Actually the entire point of poker is to make your opponent make a mistake or play poorly. A mistake being if you had perfect information a move you would not make.

Clarification: If you played with cards face up no one would ever make a mistake. You could calculate the odds and the math would be perfect. The goal of poker is to make an opponent make a mathematically incorrect play.

This isn't quite correct although that's how poker was taught in the 90s. The goal of the top players these days is to play as close as possible to optimal poker (https://en.wikipedia.org/wiki/Nash_equilibrium) and not worry about the individual hand their opponent might have in a given moment.
This is only true when playing with others attempting to play optimally. If you only play optimal poker it may be difficult to take advantage of sub optimal players without modifying play.

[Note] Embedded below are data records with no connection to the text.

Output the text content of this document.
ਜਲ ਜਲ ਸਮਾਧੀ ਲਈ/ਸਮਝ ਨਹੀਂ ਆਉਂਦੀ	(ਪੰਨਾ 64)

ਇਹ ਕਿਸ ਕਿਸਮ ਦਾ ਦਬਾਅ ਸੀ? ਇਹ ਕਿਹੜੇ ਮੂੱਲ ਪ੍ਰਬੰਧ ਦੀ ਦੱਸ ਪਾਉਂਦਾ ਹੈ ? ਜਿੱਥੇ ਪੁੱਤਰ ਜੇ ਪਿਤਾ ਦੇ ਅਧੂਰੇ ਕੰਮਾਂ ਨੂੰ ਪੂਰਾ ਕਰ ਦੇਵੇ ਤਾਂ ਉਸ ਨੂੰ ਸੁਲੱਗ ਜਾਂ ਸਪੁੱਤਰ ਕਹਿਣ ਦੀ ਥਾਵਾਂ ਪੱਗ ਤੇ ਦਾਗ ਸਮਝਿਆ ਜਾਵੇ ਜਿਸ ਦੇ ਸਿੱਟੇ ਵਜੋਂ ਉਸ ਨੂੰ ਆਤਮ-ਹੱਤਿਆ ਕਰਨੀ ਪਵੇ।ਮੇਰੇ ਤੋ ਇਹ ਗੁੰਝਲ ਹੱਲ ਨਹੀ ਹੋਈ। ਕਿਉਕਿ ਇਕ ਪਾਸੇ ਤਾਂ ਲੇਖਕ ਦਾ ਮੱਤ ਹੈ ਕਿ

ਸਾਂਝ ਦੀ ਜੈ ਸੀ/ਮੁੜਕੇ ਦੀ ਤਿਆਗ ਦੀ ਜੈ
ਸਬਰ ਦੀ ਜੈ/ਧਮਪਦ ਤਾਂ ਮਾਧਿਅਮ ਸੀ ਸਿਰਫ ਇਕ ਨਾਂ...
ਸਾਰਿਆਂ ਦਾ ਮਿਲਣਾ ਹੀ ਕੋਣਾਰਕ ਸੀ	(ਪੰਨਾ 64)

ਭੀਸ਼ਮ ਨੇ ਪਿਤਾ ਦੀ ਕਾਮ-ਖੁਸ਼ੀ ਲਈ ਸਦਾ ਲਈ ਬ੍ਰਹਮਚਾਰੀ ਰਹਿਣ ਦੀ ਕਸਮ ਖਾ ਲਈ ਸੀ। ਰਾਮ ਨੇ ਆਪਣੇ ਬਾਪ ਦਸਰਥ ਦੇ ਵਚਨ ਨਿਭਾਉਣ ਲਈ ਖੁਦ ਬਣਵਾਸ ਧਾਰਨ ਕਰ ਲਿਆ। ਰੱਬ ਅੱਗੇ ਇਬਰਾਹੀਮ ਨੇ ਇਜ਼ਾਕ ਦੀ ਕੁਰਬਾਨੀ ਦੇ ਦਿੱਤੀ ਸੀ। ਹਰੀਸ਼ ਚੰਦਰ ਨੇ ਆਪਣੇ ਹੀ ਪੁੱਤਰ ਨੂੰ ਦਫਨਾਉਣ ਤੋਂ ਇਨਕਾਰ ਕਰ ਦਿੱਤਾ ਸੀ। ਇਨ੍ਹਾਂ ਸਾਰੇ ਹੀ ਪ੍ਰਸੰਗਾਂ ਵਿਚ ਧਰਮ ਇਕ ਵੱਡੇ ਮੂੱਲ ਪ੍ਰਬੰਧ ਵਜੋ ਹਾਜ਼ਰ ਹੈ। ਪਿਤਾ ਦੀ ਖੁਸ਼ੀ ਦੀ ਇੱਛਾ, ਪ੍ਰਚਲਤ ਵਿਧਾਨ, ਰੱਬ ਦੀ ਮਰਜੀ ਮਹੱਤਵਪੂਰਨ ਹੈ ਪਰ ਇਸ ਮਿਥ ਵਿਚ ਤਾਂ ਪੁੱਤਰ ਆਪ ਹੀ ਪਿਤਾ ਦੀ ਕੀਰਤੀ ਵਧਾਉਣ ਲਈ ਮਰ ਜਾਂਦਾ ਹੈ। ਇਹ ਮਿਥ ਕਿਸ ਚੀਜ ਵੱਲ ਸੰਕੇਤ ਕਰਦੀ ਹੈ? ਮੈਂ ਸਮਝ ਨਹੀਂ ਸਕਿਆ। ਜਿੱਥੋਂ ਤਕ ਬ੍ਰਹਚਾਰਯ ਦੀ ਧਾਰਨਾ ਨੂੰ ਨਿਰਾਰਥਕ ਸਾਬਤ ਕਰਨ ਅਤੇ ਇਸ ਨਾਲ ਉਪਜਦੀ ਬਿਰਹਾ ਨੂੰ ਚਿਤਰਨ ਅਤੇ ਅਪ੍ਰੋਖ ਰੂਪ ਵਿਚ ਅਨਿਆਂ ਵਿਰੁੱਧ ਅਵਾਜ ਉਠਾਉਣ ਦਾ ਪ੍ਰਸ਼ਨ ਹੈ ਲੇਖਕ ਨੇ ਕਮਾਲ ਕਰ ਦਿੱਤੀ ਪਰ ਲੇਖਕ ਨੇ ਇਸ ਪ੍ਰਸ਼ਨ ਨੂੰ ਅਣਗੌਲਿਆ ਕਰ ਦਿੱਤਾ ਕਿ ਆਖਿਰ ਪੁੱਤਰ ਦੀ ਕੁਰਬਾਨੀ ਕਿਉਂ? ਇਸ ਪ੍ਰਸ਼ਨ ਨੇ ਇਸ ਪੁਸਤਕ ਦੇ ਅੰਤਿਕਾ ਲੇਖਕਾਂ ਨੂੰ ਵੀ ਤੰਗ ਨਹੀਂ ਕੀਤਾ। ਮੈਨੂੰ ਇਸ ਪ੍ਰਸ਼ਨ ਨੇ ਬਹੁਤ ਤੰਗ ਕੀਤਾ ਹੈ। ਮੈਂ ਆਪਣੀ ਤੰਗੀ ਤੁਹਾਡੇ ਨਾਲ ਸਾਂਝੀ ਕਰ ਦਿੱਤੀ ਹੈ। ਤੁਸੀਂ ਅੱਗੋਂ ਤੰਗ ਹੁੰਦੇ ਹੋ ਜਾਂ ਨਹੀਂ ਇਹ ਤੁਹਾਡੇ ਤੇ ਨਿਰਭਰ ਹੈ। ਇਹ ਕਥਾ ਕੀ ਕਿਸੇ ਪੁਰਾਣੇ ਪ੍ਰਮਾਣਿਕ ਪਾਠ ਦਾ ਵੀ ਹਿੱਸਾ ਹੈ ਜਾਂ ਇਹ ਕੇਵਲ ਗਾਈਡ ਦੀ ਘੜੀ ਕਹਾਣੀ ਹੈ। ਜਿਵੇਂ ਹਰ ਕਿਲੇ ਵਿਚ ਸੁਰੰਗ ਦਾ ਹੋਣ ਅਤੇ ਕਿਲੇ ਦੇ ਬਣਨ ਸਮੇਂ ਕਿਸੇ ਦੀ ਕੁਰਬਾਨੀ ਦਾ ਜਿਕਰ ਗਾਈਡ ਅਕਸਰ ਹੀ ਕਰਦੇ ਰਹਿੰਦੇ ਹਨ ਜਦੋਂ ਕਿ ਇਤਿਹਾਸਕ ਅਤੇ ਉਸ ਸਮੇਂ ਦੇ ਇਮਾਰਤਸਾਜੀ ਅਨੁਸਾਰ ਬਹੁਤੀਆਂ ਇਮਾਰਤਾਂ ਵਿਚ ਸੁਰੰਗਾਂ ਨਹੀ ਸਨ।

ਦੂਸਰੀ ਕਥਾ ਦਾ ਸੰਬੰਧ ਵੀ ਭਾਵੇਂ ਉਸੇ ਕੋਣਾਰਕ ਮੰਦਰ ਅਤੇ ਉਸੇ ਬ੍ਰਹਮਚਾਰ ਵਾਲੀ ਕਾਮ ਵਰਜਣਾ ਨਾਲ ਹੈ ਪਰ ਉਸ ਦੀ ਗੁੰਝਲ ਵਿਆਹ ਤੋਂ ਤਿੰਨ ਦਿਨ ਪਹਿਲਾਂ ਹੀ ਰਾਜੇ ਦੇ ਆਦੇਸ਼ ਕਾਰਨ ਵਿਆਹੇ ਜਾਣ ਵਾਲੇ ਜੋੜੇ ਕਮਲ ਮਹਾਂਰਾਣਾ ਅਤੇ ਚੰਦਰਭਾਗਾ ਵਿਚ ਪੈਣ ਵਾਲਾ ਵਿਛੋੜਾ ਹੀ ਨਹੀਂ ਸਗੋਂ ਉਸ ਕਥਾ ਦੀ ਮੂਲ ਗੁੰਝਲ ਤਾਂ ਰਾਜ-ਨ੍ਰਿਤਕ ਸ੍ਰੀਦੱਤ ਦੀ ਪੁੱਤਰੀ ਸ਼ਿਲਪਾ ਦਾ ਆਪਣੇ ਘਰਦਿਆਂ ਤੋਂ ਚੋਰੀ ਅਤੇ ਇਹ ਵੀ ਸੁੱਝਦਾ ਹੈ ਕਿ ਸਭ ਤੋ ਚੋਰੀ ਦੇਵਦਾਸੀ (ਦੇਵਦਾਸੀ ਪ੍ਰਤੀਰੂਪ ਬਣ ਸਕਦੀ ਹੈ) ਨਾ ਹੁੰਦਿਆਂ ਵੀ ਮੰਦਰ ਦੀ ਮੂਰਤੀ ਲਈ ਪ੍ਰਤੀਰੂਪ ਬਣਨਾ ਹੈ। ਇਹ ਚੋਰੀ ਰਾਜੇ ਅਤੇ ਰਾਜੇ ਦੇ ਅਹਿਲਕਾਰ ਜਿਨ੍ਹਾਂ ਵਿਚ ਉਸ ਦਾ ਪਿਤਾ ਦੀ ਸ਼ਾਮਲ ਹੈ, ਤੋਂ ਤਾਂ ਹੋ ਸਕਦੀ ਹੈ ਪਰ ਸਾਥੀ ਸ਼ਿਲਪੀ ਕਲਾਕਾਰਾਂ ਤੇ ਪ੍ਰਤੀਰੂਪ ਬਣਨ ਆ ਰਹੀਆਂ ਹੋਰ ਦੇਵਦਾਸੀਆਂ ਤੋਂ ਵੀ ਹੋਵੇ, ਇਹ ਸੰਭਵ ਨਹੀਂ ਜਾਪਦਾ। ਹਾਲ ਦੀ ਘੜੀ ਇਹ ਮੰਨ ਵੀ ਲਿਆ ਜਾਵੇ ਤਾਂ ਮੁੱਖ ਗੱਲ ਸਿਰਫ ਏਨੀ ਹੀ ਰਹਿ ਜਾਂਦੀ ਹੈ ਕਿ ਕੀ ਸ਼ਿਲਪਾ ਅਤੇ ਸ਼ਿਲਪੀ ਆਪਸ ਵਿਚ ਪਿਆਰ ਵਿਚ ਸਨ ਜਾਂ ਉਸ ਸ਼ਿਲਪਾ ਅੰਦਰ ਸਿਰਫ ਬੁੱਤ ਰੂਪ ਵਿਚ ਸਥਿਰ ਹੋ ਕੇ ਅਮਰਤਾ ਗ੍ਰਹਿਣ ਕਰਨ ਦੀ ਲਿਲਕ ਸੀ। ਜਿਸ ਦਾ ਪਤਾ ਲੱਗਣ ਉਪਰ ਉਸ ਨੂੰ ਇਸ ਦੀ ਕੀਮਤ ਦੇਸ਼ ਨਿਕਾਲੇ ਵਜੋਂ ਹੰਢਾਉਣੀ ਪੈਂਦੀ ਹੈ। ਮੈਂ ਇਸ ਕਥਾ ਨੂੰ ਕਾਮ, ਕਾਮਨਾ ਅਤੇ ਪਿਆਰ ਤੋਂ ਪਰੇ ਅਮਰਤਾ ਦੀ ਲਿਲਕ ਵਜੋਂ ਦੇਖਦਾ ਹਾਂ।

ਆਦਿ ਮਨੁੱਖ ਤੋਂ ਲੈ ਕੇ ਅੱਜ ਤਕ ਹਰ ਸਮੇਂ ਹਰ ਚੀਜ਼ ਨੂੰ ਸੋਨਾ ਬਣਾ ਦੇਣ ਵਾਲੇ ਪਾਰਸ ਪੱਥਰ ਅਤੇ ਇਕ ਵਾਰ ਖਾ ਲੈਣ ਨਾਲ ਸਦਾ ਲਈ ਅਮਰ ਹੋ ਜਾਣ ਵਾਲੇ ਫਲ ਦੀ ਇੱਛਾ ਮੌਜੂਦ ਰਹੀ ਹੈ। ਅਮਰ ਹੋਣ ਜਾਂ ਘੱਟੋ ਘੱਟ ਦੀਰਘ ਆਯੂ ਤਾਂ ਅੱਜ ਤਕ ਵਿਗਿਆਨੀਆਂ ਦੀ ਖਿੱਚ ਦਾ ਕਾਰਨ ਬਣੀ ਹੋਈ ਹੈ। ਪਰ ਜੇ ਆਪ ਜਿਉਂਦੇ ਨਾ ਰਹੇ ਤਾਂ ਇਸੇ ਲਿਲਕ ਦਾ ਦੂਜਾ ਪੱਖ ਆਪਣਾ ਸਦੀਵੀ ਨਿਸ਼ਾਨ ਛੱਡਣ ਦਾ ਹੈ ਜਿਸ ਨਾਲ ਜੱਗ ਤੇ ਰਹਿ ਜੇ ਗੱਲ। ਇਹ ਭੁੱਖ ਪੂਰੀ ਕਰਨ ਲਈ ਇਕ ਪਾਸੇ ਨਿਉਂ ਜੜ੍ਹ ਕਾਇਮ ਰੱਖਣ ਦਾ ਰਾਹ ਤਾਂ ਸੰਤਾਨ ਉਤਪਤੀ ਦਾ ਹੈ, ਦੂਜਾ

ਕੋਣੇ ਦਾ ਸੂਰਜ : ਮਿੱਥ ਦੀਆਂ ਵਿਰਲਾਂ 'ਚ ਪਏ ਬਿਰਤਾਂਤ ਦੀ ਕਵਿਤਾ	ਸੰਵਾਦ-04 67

A simple example is a rock paper scissors tournament. The nash equilibrium says you must always simply pick each with 1/3 chance. But if you play this you are almost gauranteed to finish in the middle of the pack. The winner is going to be someone who can take advantage of other players. There used to be a rps AI tournament years ago (UofAlberta I think), and this is why they wouldn’t take submissions that only played nash equilibrium play.

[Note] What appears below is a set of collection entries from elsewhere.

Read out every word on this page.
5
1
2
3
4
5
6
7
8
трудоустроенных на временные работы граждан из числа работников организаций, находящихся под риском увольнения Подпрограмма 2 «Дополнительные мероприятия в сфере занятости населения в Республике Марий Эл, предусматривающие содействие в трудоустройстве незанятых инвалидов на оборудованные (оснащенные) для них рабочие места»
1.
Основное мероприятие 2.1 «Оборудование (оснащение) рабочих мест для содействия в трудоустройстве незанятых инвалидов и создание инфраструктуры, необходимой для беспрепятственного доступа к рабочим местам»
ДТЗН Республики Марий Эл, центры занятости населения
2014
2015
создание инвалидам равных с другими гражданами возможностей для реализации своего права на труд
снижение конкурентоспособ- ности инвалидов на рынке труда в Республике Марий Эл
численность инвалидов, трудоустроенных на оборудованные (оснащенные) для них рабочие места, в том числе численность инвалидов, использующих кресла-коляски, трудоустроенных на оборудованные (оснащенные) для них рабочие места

But you are right, in that usually the first step in getting good at poker is to simply play the strength of your cards based on your position. And this becomes more amd more important the higher the stakes since players tend to be better there.

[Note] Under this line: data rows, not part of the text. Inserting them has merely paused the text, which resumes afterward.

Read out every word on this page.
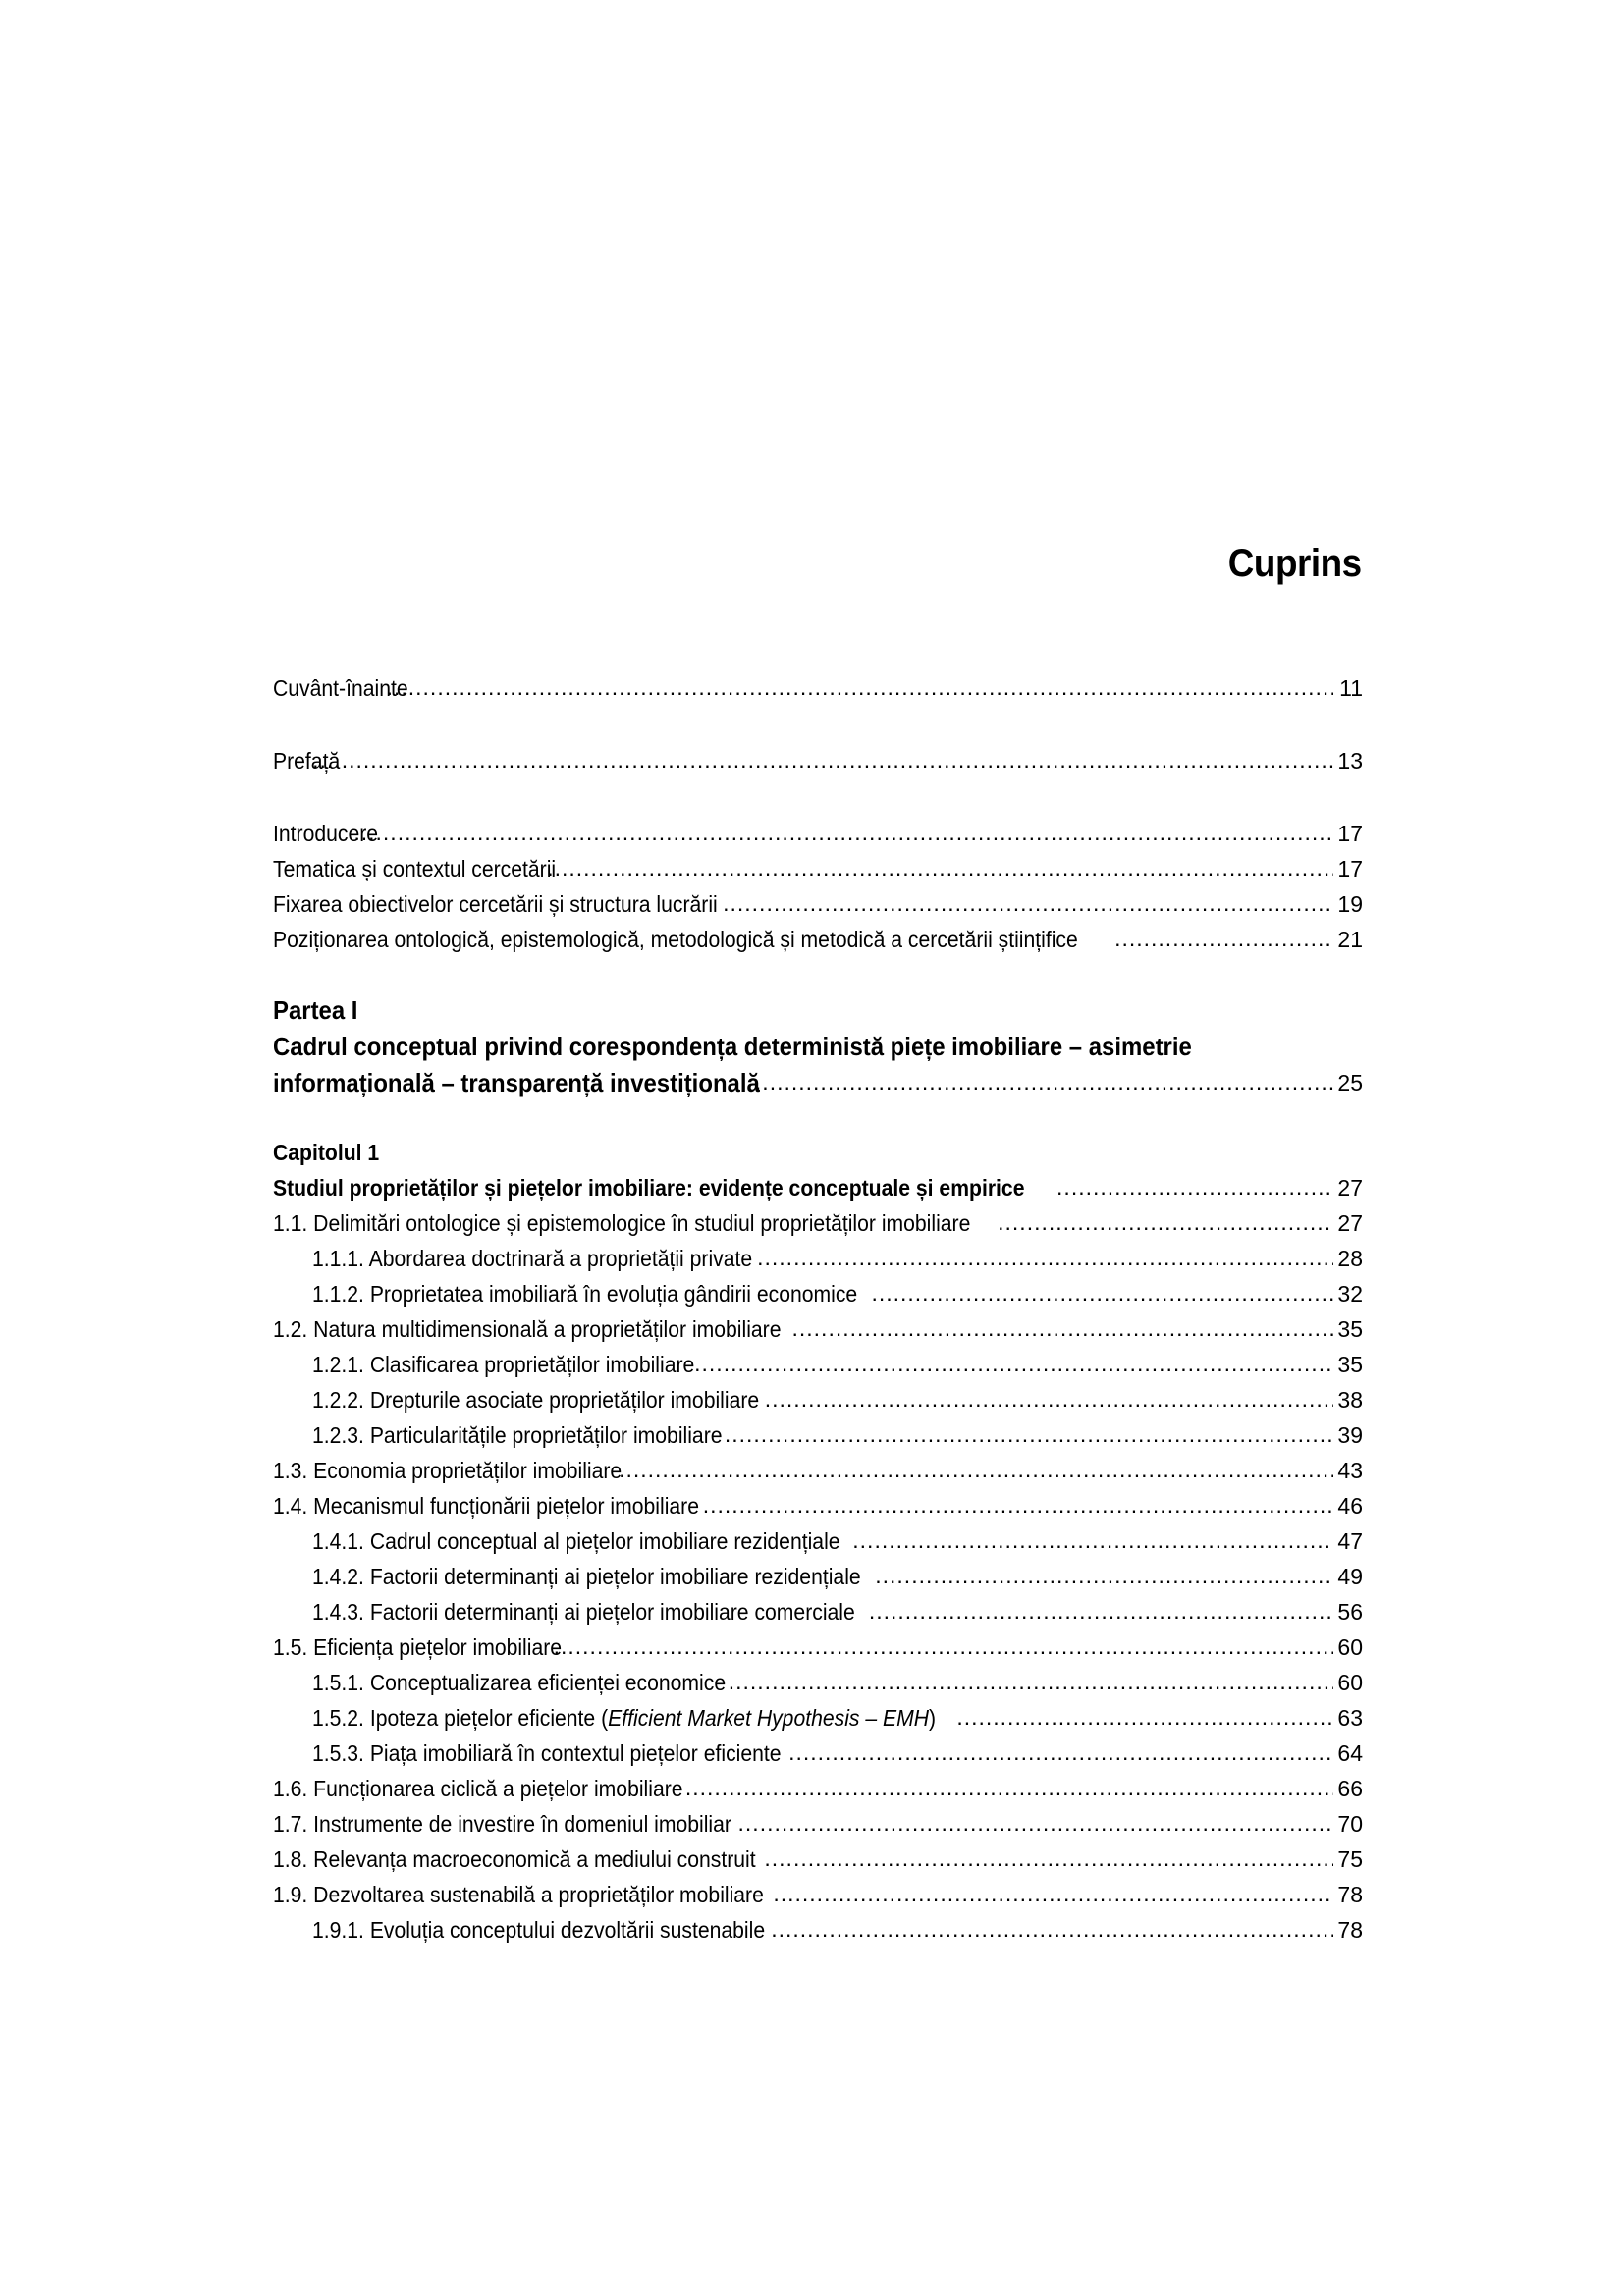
Cuprins
Cuvânt-înainte .....	11
Prefață .....	13
Introducere .....	17
Tematica și contextul cercetării .....	17
Fixarea obiectivelor cercetării și structura lucrării .....	19
Poziționarea ontologică, epistemologică, metodologică și metodică a cercetării științifice .....	21
Partea I
Cadrul conceptual privind corespondența deterministă piețe imobiliare – asimetrie
informațională – transparență investițională .....	25
Capitolul 1
Studiul proprietăților și piețelor imobiliare: evidențe conceptuale și empirice .....	27
1.1. Delimitări ontologice și epistemologice în studiul proprietăților imobiliare .....	27
1.1.1. Abordarea doctrinară a proprietății private .....	28
1.1.2. Proprietatea imobiliară în evoluția gândirii economice .....	32
1.2. Natura multidimensională a proprietăților imobiliare .....	35
1.2.1. Clasificarea proprietăților imobiliare .....	35
1.2.2. Drepturile asociate proprietăților imobiliare .....	38
1.2.3. Particularitățile proprietăților imobiliare .....	39
1.3. Economia proprietăților imobiliare .....	43
1.4. Mecanismul funcționării piețelor imobiliare .....	46
1.4.1. Cadrul conceptual al piețelor imobiliare rezidențiale .....	47
1.4.2. Factorii determinanți ai piețelor imobiliare rezidențiale .....	49
1.4.3. Factorii determinanți ai piețelor imobiliare comerciale .....	56
1.5. Eficiența piețelor imobiliare .....	60
1.5.1. Conceptualizarea eficienței economice .....	60
1.5.2. Ipoteza piețelor eficiente (Efficient Market Hypothesis – EMH) .....	63
1.5.3. Piața imobiliară în contextul piețelor eficiente .....	64
1.6. Funcționarea ciclică a piețelor imobiliare .....	66
1.7. Instrumente de investire în domeniul imobiliar .....	70
1.8. Relevanța macroeconomică a mediului construit .....	75
1.9. Dezvoltarea sustenabilă a proprietăților mobiliare .....	78
1.9.1. Evoluția conceptului dezvoltării sustenabile .....	78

> This is only true when playing with others attempting to play optimally.

It's also true against someone who is playing an exploitative strategy.

I don't think this is true. It's a better strategy to keep bad players in the game by giving them real advice. To ensure they grow and have fun. But not so much advice that they surpass you. That's their own responsibility to seek out.
When those bad players stop playing badly the games die. It is super boring to play live poker with players that don't make mistakes. I know from experience
If people are just folding and folding maybe try playing shorthanded? Then optimal play is much more aggressive and fun.
Nope, even heads-up is boring live with people that play well because you are wasting more time shuffling than playing.

Even on-line heads-up challenges are played on 2 tables in order to not be boring and that is 500-600+ hands per hour

I don't know if the author meant playing poker online or at a competitive level. I play poker with a group of friends, that were all somewhat skilled before we started playing together, and I certainly flex all of the skills he mentioned.

The most interesting part now is the meta. Once you know someone well it's easier to find their tells. Unless they know that and adjust. The final 4 at the table is really fun every week.